Maduro ainda tem a vantagem da grande desunião na região, que dificulta a aprovação de uma resolução unânime – a única maneira de fazer avançar algo no sistema das cúpulas ibero-americanas –, mas a pressão dos países mais importantes é evidente e o isolamento cresce. Kuczynski foi muito claro. “É muito difícil ter uma reunião como esta sem falar sobre questões sensíveis da região, como as do país vizinho. Falar de educação é bom, mas podem dizer que nos esquecemos dos temas candentes”, disse o presidente do Peru no plenário da cúpula. “A Venezuela passa por uma tremenda crise econômica, de direitos políticos e humanos”. “Não há desejo de intervir em outros países nem existe afã ideológico, mas queremos que os países ibero-americanos progridam e não retrocedam”, concluiu.
Diante da ausência de Macri, Kuczynski se torna a referência do novo ciclo latino-americano
Pedro Pablo Kuczynski é, aos 78 anos, o mais antigo de todos os líderes latino-americanos. E também o último a chegar. Só está à frente do Peru há três meses.
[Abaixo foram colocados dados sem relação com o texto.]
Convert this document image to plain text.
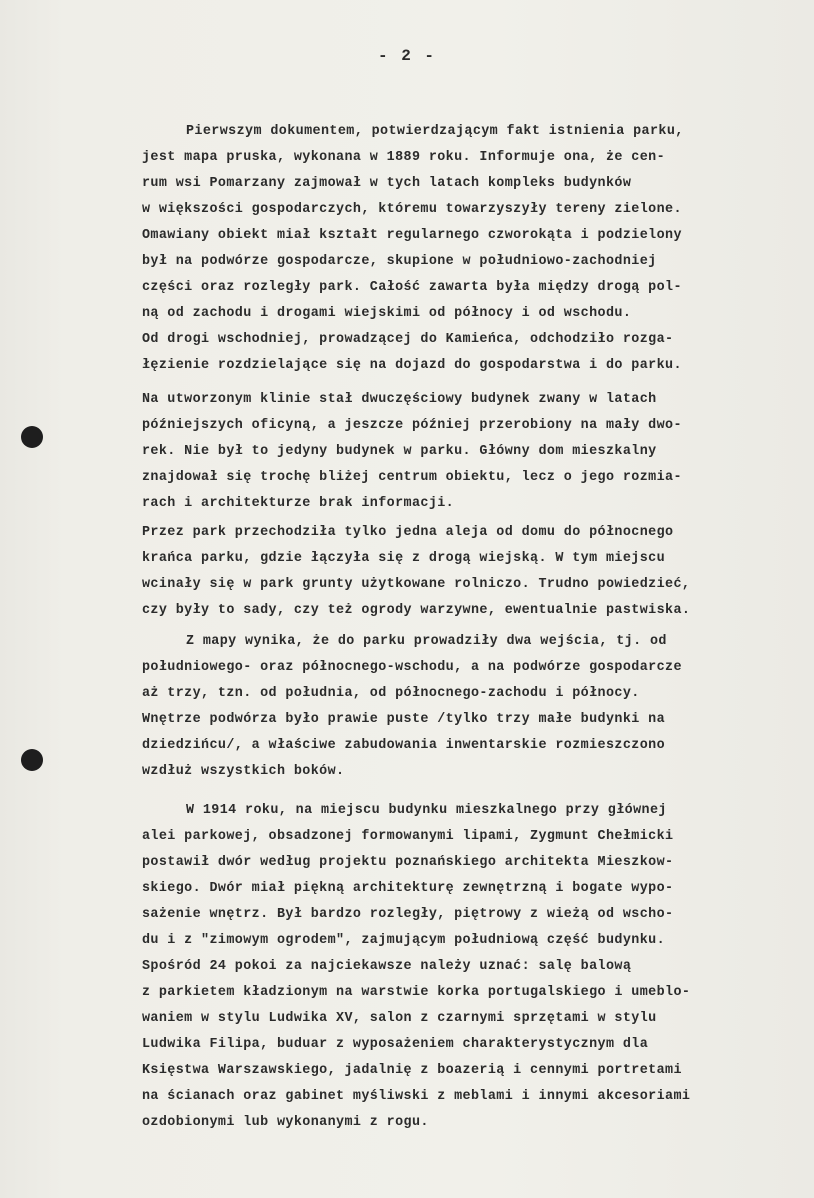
- 2 -
Pierwszym dokumentem, potwierdzającym fakt istnienia parku,
jest mapa pruska, wykonana w 1889 roku. Informuje ona, że cen-
rum wsi Pomarzany zajmował w tych latach kompleks budynków
w większości gospodarczych, któremu towarzyszyły tereny zielone.
Omawiany obiekt miał kształt regularnego czworokąta i podzielony
był na podwórze gospodarcze, skupione w południowo-zachodniej
części oraz rozległy park. Całość zawarta była między drogą pol-
ną od zachodu i drogami wiejskimi od północy i od wschodu.
Od drogi wschodniej, prowadzącej do Kamieńca, odchodziło rozga-
łęzienie rozdzielające się na dojazd do gospodarstwa i do parku.
Na utworzonym klinie stał dwuczęściowy budynek zwany w latach
późniejszych oficyną, a jeszcze później przerobiony na mały dwo-
rek. Nie był to jedyny budynek w parku. Główny dom mieszkalny
znajdował się trochę bliżej centrum obiektu, lecz o jego rozmia-
rach i architekturze brak informacji.
Przez park przechodziła tylko jedna aleja od domu do północnego
krańca parku, gdzie łączyła się z drogą wiejską. W tym miejscu
wcinały się w park grunty użytkowane rolniczo. Trudno powiedzieć,
czy były to sady, czy też ogrody warzywne, ewentualnie pastwiska.
Z mapy wynika, że do parku prowadziły dwa wejścia, tj. od
południowego- oraz północnego-wschodu, a na podwórze gospodarcze
aż trzy, tzn. od południa, od północnego-zachodu i północy.
Wnętrze podwórza było prawie puste /tylko trzy małe budynki na
dziedzińcu/, a właściwe zabudowania inwentarskie rozmieszczono
wzdłuż wszystkich boków.
W 1914 roku, na miejscu budynku mieszkalnego przy głównej
alei parkowej, obsadzonej formowanymi lipami, Zygmunt Chełmicki
postawił dwór według projektu poznańskiego architekta Mieszkow-
skiego. Dwór miał piękną architekturę zewnętrzną i bogate wypo-
sażenie wnętrz. Był bardzo rozległy, piętrowy z wieżą od wscho-
du i z "zimowym ogrodem", zajmującym południową część budynku.
Spośród 24 pokoi za najciekawsze należy uznać: salę balową
z parkietem kładzionym na warstwie korka portugalskiego i umeblo-
waniem w stylu Ludwika XV, salon z czarnymi sprzętami w stylu
Ludwika Filipa, buduar z wyposażeniem charakterystycznym dla
Księstwa Warszawskiego, jadalnię z boazerią i cennymi portretami
na ścianach oraz gabinet myśliwski z meblami i innymi akcesoriami
ozdobionymi lub wykonanymi z rogu.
No entanto, esta primeira cúpula ibero-americana de que participa como presidente – antes tinha sido ministro várias vezes – demonstrou que PPK, como é chamado no Peru, será um dos grandes protagonistas do poder na América Latina nos próximos anos.
Embora não lidere um dos maiores países, nem por população nem pelo tamanho da economia, Kuczynski tomou rapidamente a cena com sua desenvoltura de veterano sem complexos que diz as coisas com clareza. Inclusive se deu ao luxo – meio a sério, meio de brincadeira – de criticar os aumentos de impostos do colombiano Juan Manuel Santos. PPK é um liberal, membro da elite econômica do planeta durante 40 anos – assistiu muitas vezes às reuniões do clube de Bildeberg, anualmente em Davos, foi diretor de vários fundos de investimento nos EUA nas épocas em que abandonou a política –, com contatos em todos os lugares e uma maneira de falar que faz com que outros presidentes riam com ele e mostrem algum respeito por sua veteranice. Mas o que lhe deu mais destaque foi sua decisão de enfrentar Nicolás Maduro – que, finalmente, não compareceu, foi PPK quem falou com mais dureza sobre a Venezuela – e a ausência de Mauricio Macri, que teria ocupado esse posto de líder da nova onda dirigentes latino-americanos se não tivesse decidido ficar em Buenos Aires.
O liberal Kuczynski tem uma postura tão dura sobre a Venezuela que, em 2011, apoiou Keiko Fujimori, que neste ano derrotou nas urnas por menos de 40.000 votos, porque acreditava que Ollanta Humala representava “a chegada do chavismo ao Peru”, como explicou ao EL PAÍS. Humala, depois de ganhar, escolheu políticas liberais e Kuczynski acabou apoiando-o, mas a batalha contra o chavismo faz parte do eixo central das preocupações do presidente peruano e anuncia um papel importante nos próximos meses.
“Na Venezuela há uma crise de natureza econômica, política e há uma crise de abastecimento. Tudo isso nos preocupa. A suspensão do referendo revogatório está fazendo aumentar as tensões. Devemos buscar uma solução, uma ponte de saída. A Argentina insiste que a Venezuela precisa de uma saída para seus problemas através do diálogo. A situação está suficientemente delicada e frágil para não jogar mais lenha na fogueira. Os ânimos estão exaltados, devemos procurar não aumentar a tensão. Não devemos pensar que existe uma saída milagrosa a ser importada de nenhum lado nem que cairá do céu. Temos de conseguir que na liderança venezuelana exista um entendimento”, disse ao EL PAÍS a ministra das Relações Exteriores da Argentina, Susana Malcorra. A virada política da Argentina, onde Mauricio Macri está sendo muito duro com Maduro, e do Brasil, é chave para o isolamento da Venezuela. Na verdade os dois presidentes e o paraguaio Horacio Cartes entraram em acordo e praticamente convenceram o uruguaio Tabaré Vázquez para suspender definitivamente a Venezuela do Mercosul, um novo mecanismo de pressão.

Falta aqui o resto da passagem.